Sculptures by Gloria Nusse are installed in the new Suquamish Museum, which opens to the public Saturday.                               - April Leigh / Suquamish Tribe
Sculptures by Gloria Nusse are installed in the new Suquamish Museum, which opens to the public Saturday.
— image credit: April Leigh / Suquamish Tribe

SUQUAMISH — The Suquamish Tribe will open the new Suquamish Museum to the public on Saturday.

Doors open at 10 a.m. The 9,000 square-foot museum is located on the corner of Division Street and Suquamish Way.

The new museum is triple the size of the previous museum and features two galleries, a performance space, museum store and outside learning areas.

Inside, the largest gallery houses the new permanent exhibit “Ancient Shores – Changing Tides,” where seven symbolic design elements illustrate an integrated cultural view of the Suquamish Tribe over time.

Included in the exhibit: Objects and artifacts owned by the Suquamish Museum, many never before exhibited, and those on loan from Suquamish families and other museums.

“The exhibit was consciously designed to offer visitors multiple ways of seeing, listening and doing to absorb the history and cultural environment of the Suquamish people,” museum director Janet Smoak said.

The smaller gallery will feature rotating exhibits throughout the year. The first temporary exhibition in the smaller gallery features art by Suquamish Tribe members and will continue through February.

The Suquamish art exhibit, a celebration of knowledge and talent, displays work from nearly 20 Tribe members, including bentwood boxes, carved bone jewelry, cedar baskets, wood carvings, wool regalia and weavings, and two-dimensional and three-dimensional fine art pieces.

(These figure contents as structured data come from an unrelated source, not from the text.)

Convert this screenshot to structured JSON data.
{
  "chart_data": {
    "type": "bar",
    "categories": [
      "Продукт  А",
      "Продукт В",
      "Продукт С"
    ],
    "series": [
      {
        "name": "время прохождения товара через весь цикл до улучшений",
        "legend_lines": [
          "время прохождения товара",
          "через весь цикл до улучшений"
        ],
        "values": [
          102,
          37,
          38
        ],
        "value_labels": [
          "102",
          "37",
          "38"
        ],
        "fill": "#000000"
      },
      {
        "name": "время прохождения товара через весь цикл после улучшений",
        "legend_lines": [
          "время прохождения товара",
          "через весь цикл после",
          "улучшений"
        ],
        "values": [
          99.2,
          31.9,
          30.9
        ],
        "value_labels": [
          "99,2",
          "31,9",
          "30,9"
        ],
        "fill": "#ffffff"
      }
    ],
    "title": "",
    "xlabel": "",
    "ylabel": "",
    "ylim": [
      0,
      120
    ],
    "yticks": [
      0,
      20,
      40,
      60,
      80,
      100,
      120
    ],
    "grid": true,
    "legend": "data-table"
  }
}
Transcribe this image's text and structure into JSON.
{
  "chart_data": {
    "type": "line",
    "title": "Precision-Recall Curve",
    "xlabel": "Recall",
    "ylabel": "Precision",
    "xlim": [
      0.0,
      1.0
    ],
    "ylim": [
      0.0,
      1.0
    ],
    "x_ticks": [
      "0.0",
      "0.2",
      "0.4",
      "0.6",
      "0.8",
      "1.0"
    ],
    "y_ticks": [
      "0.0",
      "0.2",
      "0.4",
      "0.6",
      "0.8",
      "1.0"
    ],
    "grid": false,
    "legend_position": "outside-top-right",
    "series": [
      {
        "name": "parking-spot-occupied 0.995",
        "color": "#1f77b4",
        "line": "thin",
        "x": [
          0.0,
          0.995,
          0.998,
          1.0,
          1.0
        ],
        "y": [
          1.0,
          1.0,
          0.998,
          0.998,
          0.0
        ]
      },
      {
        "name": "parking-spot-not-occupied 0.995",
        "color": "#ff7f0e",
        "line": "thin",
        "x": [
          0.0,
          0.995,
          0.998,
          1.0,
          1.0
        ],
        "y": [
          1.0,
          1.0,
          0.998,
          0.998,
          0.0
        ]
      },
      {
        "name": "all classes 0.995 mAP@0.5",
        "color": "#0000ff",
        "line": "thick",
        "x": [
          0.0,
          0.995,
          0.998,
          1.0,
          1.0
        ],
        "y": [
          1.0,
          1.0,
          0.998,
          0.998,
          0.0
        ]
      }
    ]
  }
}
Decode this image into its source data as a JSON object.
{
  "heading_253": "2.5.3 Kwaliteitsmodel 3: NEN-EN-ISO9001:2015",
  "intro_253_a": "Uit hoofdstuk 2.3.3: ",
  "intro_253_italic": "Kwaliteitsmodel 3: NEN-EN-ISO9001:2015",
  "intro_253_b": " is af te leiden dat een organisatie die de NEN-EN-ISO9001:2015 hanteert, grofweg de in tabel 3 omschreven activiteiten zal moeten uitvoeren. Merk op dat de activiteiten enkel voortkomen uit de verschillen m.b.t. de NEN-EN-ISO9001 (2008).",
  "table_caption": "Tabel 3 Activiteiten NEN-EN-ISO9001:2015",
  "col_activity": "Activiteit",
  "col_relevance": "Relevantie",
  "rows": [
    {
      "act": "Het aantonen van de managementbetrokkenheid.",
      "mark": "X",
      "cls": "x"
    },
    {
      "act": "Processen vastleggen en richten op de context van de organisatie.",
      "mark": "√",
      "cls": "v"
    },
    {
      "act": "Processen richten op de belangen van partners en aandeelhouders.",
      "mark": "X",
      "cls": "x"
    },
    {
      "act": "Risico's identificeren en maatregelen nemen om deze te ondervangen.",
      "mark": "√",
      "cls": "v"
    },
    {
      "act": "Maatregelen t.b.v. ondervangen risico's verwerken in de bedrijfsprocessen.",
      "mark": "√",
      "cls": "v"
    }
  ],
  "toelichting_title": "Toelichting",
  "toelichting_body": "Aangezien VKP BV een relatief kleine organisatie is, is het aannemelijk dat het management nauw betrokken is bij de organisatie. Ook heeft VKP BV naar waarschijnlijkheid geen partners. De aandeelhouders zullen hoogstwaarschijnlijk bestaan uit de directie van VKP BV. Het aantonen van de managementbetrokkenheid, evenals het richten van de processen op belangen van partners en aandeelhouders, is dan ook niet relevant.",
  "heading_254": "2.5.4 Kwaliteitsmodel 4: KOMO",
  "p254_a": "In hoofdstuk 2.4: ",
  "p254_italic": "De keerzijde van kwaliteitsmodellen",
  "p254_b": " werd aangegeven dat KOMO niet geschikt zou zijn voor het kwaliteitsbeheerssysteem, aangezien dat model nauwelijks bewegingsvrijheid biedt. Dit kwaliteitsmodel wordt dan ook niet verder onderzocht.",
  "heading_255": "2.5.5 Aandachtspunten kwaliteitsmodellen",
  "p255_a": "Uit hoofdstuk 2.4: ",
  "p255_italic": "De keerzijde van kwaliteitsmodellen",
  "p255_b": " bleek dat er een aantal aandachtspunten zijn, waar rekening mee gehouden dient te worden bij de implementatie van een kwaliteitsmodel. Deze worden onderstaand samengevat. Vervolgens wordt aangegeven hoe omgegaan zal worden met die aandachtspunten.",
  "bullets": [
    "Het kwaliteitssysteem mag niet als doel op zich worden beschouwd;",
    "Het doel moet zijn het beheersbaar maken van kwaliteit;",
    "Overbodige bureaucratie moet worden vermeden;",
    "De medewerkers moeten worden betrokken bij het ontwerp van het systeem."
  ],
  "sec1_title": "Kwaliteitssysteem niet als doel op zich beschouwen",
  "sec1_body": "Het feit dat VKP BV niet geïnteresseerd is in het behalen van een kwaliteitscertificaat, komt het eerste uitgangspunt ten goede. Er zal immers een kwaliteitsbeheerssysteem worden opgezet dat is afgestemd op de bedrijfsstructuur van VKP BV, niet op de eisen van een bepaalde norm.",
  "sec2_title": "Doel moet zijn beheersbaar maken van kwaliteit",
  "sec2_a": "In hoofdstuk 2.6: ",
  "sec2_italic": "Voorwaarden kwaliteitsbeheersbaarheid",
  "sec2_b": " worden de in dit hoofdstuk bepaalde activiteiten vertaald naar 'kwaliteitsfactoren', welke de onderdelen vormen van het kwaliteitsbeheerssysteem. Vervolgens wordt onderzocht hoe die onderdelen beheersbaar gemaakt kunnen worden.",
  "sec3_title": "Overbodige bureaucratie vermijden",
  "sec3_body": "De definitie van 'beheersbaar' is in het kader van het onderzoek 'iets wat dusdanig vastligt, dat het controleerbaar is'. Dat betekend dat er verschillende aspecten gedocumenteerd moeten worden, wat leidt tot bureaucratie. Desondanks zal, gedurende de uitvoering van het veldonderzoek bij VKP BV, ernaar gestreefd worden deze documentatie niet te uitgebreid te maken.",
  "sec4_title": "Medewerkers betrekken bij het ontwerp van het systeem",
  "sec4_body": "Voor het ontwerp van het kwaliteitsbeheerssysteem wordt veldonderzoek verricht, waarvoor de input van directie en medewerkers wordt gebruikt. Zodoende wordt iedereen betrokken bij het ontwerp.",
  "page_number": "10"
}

Every year, the gallery will feature three to four exhibits on a number of different topics including history, art and science to help visitors explore other aspects of the Suquamish story and how it relates to others around the world.

Public lectures, documentary screenings, demonstrations and activity-based workshops will be featured in the 50-seat auditorium as a regular part of museum programming. Public and private schools and tour groups will also benefit from the space; the auditorium will be used to augment museum learning with hands-on activities and added content presentations.

The museum education program will also expand over the coming months to incorporate learning opportunities at other culturally significant sites on the Port Madison Reservation, including Old Man House Park and the gravesite of Chief Seattle.

An environmental and cultural resource education program, to debut in spring, will use the native habitat design of the museum grounds. Historically, the Suquamish Tribe relied on the bounty found all around them for food, clothing and housing. Outside spaces will be used to offer a glimpse into how those basic parts of family and community life were satisfied using the products of the local environment. Two exterior exhibit sheds will house wood carving and weaving demonstrations.

Carving and weaving helped produce much of the personal and home environmental needs by providing housing, tools, transportation, clothing, storage containers and decorative arts.

The museum will partner with the Tribe’s Department of Natural Resources and Fisheries to offer environmental education in 2013.

In the Leota Anthony Museum Store, manager Virginia Adams has assembled an array of merchandise celebrating Coast Salish design influence, along with Pendleton blankets in-store and available for special order.

The Suquamish Museum will be open year round, seven days a week, 10 a.m. to 5 p.m. Admission is $15 for a family, $5 for adults, $3 for seniors 55 and older, and $3 for children 17 and younger. Children 5 and younger get in for free.

The Suquamish Museum Friends Program is being revitalized in the coming months for those who would like a way to easily participate in programs and events plus enjoy free admission and discounted store merchandise and workshop fees.